Ich trete auf den von der Sonne erwärmten Balkonboden und stelle mich an das Geländer. Tief atme ich die frische Luft ein. Ich schließe die Augen und genieße es, wie meine Haare in der leichten Brise wehen. Als ich meine Augen wieder öffne, sehe ich, dass die Sonne schon fast unten und der Himmel pink gefärbt ist. Dann erkenne ich plötzlich Vasco, der am Pool steht und nachdenklich ins Wasser sieht. In seiner Hand hält er ein Glas mit Alkohol. Die andere Hand vergräbt er in seiner Hosentasche.
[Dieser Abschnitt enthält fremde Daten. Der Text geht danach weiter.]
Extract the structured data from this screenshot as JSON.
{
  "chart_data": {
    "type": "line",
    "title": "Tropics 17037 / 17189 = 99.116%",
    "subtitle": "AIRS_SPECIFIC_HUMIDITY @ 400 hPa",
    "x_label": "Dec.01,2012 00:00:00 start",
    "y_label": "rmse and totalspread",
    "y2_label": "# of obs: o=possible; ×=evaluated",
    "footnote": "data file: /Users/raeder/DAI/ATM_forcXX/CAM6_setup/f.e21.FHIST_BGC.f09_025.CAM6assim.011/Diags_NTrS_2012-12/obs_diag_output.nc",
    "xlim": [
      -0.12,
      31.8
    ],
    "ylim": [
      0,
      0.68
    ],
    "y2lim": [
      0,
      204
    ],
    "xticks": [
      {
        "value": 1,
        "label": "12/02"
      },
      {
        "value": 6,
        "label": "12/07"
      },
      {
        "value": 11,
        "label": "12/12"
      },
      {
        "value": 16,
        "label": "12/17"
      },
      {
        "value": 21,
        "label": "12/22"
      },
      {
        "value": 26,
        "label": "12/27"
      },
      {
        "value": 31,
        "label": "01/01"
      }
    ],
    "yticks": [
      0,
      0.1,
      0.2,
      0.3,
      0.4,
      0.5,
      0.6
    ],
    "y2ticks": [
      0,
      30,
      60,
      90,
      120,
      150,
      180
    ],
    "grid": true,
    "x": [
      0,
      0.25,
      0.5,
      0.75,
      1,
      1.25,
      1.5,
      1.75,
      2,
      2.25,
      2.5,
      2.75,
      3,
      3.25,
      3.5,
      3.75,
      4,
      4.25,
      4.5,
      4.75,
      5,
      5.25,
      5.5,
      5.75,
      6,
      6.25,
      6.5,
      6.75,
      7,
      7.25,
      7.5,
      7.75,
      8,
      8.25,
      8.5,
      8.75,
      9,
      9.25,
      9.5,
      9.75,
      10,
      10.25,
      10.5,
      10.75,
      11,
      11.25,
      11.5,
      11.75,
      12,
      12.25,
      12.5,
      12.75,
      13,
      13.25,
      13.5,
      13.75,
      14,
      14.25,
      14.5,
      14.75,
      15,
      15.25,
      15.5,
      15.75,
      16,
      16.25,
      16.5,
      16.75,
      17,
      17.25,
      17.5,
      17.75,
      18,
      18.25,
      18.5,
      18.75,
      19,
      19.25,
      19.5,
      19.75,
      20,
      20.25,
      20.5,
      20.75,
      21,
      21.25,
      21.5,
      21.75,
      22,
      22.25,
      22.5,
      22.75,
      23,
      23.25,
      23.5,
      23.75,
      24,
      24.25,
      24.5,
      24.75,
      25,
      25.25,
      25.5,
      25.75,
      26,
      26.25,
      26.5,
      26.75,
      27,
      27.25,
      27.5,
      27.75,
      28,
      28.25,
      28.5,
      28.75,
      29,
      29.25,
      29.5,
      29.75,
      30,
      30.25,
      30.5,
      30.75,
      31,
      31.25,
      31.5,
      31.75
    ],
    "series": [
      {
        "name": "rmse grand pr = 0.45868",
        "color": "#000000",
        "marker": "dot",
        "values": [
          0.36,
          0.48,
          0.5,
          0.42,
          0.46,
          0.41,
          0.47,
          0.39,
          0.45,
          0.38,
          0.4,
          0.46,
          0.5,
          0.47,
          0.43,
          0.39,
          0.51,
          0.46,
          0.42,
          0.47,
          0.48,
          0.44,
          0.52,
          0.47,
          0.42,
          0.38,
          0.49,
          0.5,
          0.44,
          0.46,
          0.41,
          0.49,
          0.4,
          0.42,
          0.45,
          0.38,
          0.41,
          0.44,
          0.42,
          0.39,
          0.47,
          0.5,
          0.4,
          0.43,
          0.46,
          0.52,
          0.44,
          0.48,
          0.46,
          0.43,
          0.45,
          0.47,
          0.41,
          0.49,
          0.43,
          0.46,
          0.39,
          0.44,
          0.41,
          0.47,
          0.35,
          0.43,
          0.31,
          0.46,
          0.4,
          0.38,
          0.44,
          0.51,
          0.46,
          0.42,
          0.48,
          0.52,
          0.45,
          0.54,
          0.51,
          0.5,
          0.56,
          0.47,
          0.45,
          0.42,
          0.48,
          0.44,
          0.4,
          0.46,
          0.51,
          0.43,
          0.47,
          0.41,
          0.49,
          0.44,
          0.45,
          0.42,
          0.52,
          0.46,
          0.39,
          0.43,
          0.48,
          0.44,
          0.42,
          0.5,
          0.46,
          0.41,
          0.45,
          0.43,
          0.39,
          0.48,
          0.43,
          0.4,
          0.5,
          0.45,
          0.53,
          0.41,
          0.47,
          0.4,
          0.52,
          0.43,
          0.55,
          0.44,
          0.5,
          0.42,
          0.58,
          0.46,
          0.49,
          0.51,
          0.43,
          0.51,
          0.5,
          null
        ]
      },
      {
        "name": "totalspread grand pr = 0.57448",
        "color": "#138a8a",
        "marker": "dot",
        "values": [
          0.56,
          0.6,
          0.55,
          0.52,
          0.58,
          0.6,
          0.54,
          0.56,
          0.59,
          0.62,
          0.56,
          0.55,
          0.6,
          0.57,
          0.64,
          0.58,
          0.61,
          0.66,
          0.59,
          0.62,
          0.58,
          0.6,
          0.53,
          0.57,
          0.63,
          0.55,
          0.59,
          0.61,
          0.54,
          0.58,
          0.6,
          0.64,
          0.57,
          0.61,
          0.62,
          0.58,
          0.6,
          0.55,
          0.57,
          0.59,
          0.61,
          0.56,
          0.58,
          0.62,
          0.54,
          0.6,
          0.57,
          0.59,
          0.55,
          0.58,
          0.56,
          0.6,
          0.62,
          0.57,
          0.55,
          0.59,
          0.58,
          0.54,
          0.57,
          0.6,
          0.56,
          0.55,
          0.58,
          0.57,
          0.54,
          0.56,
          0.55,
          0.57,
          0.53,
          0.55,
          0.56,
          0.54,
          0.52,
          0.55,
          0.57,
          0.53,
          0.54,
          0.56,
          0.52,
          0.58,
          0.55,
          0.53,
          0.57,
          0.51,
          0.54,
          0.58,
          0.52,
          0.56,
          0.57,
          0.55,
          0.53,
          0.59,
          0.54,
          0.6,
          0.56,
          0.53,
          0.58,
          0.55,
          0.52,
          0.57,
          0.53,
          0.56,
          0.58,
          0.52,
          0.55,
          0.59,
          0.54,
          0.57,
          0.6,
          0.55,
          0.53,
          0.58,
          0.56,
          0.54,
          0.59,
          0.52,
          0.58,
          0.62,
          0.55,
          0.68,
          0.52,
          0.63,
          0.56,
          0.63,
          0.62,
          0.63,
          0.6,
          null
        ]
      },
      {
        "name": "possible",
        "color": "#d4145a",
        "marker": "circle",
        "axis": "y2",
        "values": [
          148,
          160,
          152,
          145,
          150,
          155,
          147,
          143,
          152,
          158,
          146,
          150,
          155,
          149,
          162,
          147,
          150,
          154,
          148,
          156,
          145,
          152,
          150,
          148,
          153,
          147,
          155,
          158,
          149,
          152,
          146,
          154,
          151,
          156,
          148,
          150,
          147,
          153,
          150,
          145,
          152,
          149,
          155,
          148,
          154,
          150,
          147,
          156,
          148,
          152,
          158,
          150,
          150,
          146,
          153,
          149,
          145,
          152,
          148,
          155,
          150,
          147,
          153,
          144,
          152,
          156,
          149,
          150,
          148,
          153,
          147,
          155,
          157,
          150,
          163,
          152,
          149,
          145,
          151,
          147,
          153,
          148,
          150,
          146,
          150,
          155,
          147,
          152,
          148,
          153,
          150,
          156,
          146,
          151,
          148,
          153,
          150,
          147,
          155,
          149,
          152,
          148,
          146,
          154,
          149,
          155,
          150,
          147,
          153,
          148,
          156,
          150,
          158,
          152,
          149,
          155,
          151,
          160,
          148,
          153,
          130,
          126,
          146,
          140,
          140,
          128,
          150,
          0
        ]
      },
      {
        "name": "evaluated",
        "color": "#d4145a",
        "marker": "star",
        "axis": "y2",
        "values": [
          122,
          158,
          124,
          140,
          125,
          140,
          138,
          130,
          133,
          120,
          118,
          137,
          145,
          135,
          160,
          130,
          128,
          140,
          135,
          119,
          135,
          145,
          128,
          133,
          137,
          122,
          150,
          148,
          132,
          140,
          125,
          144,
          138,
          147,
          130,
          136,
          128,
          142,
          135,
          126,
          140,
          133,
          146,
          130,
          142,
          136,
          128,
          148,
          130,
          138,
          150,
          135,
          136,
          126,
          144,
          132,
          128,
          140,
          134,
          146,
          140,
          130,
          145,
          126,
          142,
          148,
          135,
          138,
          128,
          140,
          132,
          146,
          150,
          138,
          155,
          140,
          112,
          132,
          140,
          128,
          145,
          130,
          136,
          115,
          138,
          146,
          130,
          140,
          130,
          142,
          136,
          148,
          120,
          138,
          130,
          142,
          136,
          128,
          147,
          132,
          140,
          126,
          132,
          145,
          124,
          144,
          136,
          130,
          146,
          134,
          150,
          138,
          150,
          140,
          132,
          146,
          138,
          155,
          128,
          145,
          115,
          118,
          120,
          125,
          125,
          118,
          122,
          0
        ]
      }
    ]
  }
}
Er hat nur ein schwarzes Hemd an und eine dunkle Jeans. Anscheinend hat er sein Jackett ausgezogen. Ich beobachte ihn. Er scheint nicht nur ins Wasser zu Blicken. Mir kommt es so vor als blickt er in die Ferne.
Ich überlege, versuche seine Absicht zu durchschauen und den Sinn dahinter zu verstehen.